Hier gibt es also eine ganze Reihe von Merkmalen und Qualitätskriterien, die eine Publikation zitierfähig machen können. Vor allem kommt es darauf an, dass man die Urheber*innen der Gedanken eindeutig benennen können muss. Im Wissenschaftsbetrieb wird von seriösen Institutionen in der Regel dafür Sorge getragen (es gelingt natürlich nicht immer), dass der veröffentlichte Text eine redaktionelle Qualitätskontrolle durchläuft und eine transparente Belegpraxis aufweist, damit überprüfbare (im Idealfall überprüfte) Informationen und nachvollziehbare Argumente in die Fachdiskussion eingespeist werden. Genau diese Abdeckung durch bestimmte Qualitätssicherungsprozesse fehlt bei vielen Online-Materialien leider – mögen sie auch, wie im Falle vieler Wikipedia-Artikel, eine akribische und forschungsgetränkte Darstellung vornehmen. Ohne klar benennbare Verantwortliche gibt es keine Zitierfähigkeit als wissenschaftliche Literatur![7] Auch bei Online-Materialien muss also immer auf ein Impressum und Belege geachtet werden – zusätzliche Marker wie die Ausgewogenheit der Darstellung (sowie der ausdrückliche Bezug auf andere wissenschaftliche Positionen) und ein wissenschaftlich-seriöser Tonfall können die Beurteilung der Güte zusätzlich untermauern.[8] Bei wissenschaftlicher Literatur kann man also versuchen, sich an diesen Kriterien zu orientieren. Im Zweifelsfall können Sie sich aber auch immer bei der Lehrperson erkundigen und um eine Einschätzung der Zitierfähigkeit als Literatur bitten. Im Laufe ihres Studiums werden Sie bei der Einschätzung von Materialien immer sicherer und routinierter werden – eine Fähigkeit, die auch in vielen Berufsfeldern gefragt ist.

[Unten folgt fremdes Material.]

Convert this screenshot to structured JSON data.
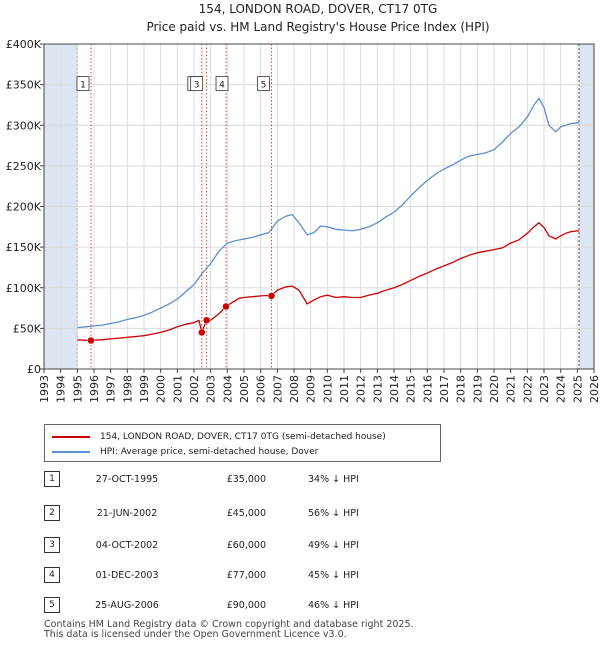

Zwei wichtige Sonderfälle gegenüber dem bisher Genannten seien abschließend angeführt: Erstens ist es möglich, Forschungsliteratur als Quellen zu zitieren. So ist zum Beispiel ein Beitrag der älteren Forschung ja immer auch ein Zeugnis aus der Vergangenheit und kann daher als Quelle z. B. für die Wahrnehmung eines Gegenstandes in der früheren Geschichtswissenschaft bzw. für die öffentliche Diskussion des Gegenstandes gelesen werden – die gerade aufgemachte Unterscheidung ist also nicht immer ganz eindeutig zu treffen.[9] Der zweite Sonderfall betrifft die Zitation von Publikationen als allgemeinerer Ausdruck einer öffentlichen bzw. veröffentlichten Auffassung zu einem historischen Gegenstand: So ist es möglich, Materialien wie einen Wikipedia-Artikel, einen Blogbeitrag, einen Artikel im Feuilleton einer Zeitung oder eine Diskussion in einem Online-Forum als öffentliches Statement zu zitieren und sie z. B. in der Einleitung als Aufhänger und Einstieg in eine Fragestellung zu nutzen – dabei deklarieren Sie diese Beiträge weder als Fachliteratur noch analysieren Sie sie im engeren Sinne als historische Quelle. Es gibt also sehr unterschiedliche Szenarien, Materialien zu zitieren – und mit der Grenzziehung gehen auch unterschiedliche Maßstäbe der Zitierfähigkeit einher.

 


[1] Vgl. dazu: Budde, Gunilla, Quellen, Quellen, Quellen …, in: Dies. / Freist, Dagmar / Günther-Arndt, Hilke (Hrsg.), Geschichte. Studium – Wissenschaft – Beruf, Berlin 2008, S. 52–69 und Rhode, Maria / Wawra, Ernst (Hrsg.), Quellenanalyse. Ein epochenübergreifendes Handbuch für das Geschichtsstudium, Paderborn 2020.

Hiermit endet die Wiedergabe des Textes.